Thursday, April 4, 2013

Not a true "closer by committee"

Joaquin Benoit leaves the mound in the
ninth inning Wednesday.
The Detroit Tigers had opportunities during the offseason to add a "proven closer" to their roster. They chose not to.

When prospect Bruce Rondon failed to establish himself during spring training, general manager Dave Dombrowski was fairly emphatic — the Tigers would eschew the now standard bullpen approach of designating a "closer" whose role would be to pitch the ninth inning in save situations.
They would use the so-called "committee" approach, mixing their right-handed power arms (Joaquin Benoit, Octavio Dotel, Al Alberquerque) with lefty Phil Coke and looking to exploit matchups.

So Dombrowski said. But he's not the guy in the dugout making the in-game decisions. Jim Leyland is. And while Leyland successfully manipulated just this kind of bullpen 20-some years ago in Pittsburgh, he's been a designated-closer guy since.

And his handling of the bullpen in the first two games this season says Coke is his closer.

The Twins used the same lineup in the first two games of the season, and it is reasonable to believe it will be the default lineup for the year. For opposition managers looking to exploit matchups, it's basically two parts — use a lefty for the 2-through-5 slots (Joe Mauer, Josh Willingham, Justin Morneau and Ryan Doumit), use a righty for the 6-through-1 (Trevor Plouffe, Chris Parmelee, Brian Dozier, Pedro Florimon, Aaron Hicks). One could go lefty through Plouffe-Parmelee as well.
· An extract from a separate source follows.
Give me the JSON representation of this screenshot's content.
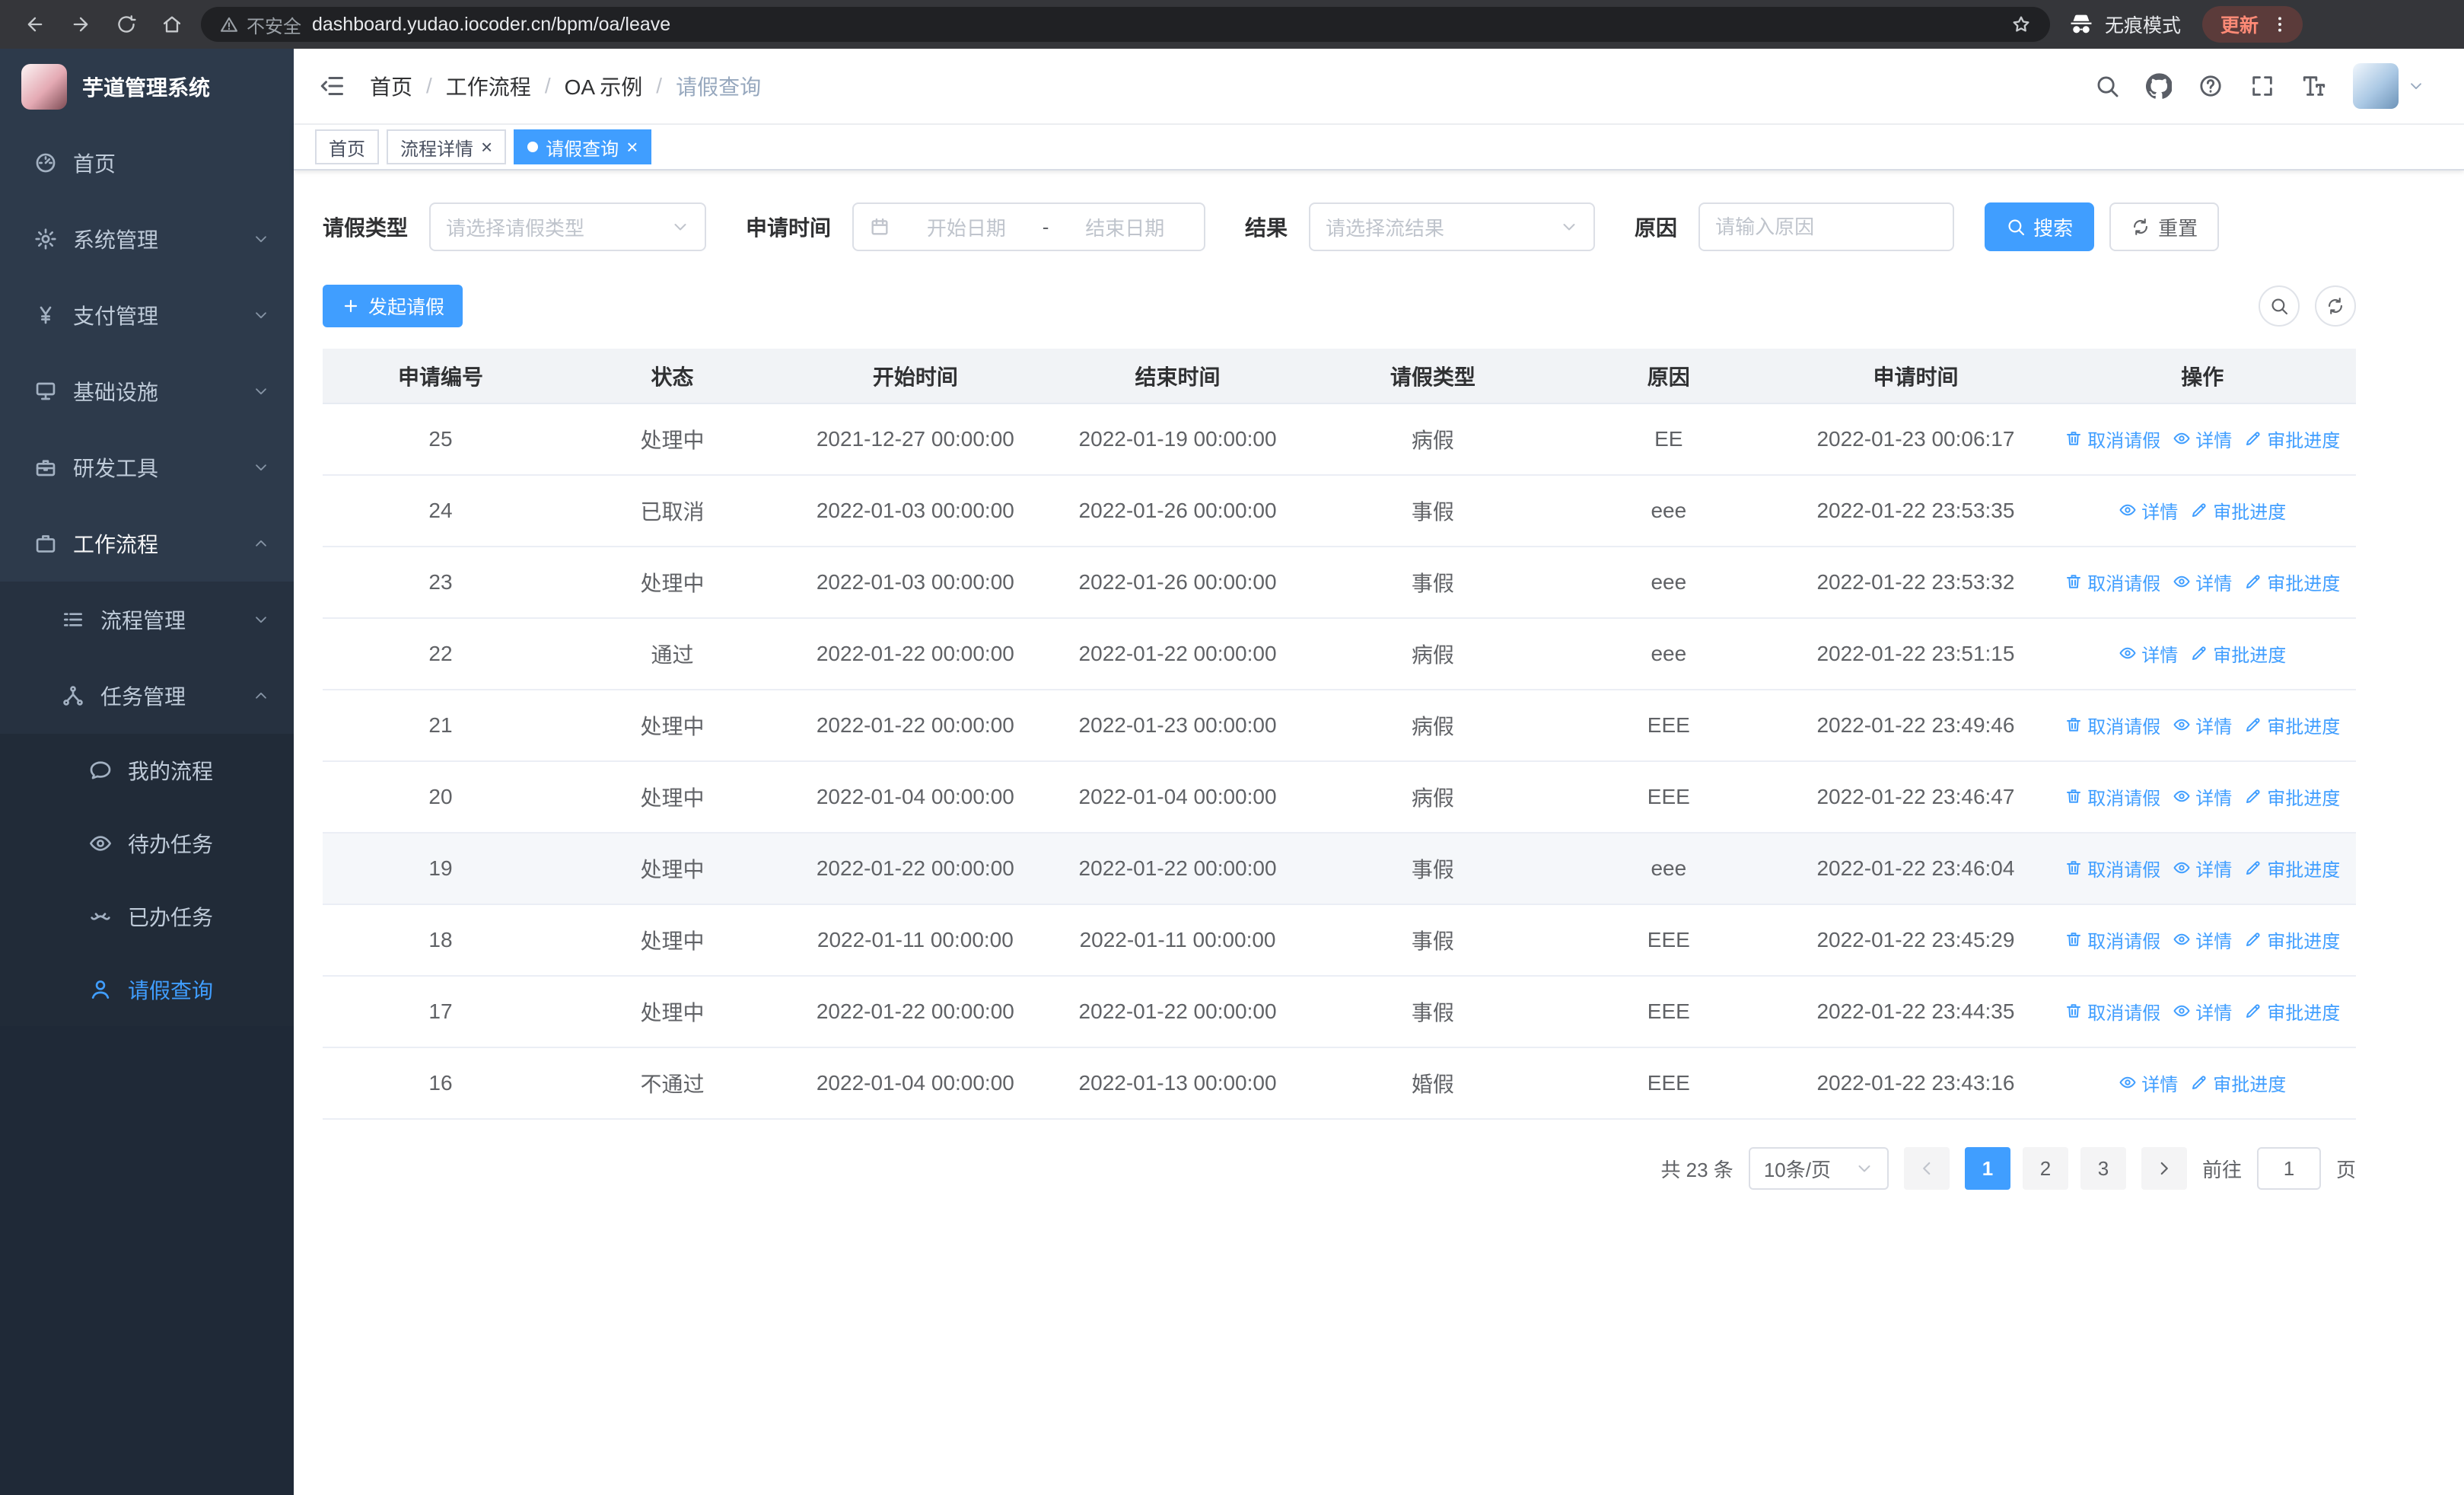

In the opener, Benoit got the bottom of the order in the eighth — Dozier, Eduardo Escobar (in for Florimon) and Hicks, and Coke dealt with the lefty-heavy middle of the lineup in the ninth.The matchups worked.

On Wednesday, the matchups went the other way, but Leyland used Benoit in the eighth against the middle of the lineup. He successfully navigated that inning, but walked Plouffe to open the ninth — and in came Coke to face Parmelee, a one-batter matchup advantage.

He got Parmelee, but that was the last out the Tigers got. Dozier singled, Escobar doubled, and the Twins had an unlikely 3-2 win.

If Leyland were truly going for matchups with his bullpen, Coke should have gotten the eighth and a right-hander the ninth. But he appears to really want have Coke lay claim to the ninth inning.

The bullpen is the most obvious question on what appears to be a very loaded Detroit squad. Coke may have the emotional makeup managers like to see in a closer, but he's always struggled against right-handed hitters. We'll see how stubborn Leyland is about this as time goes on — and how much pressure builds on Dombrowski to provide an easy out for the manager.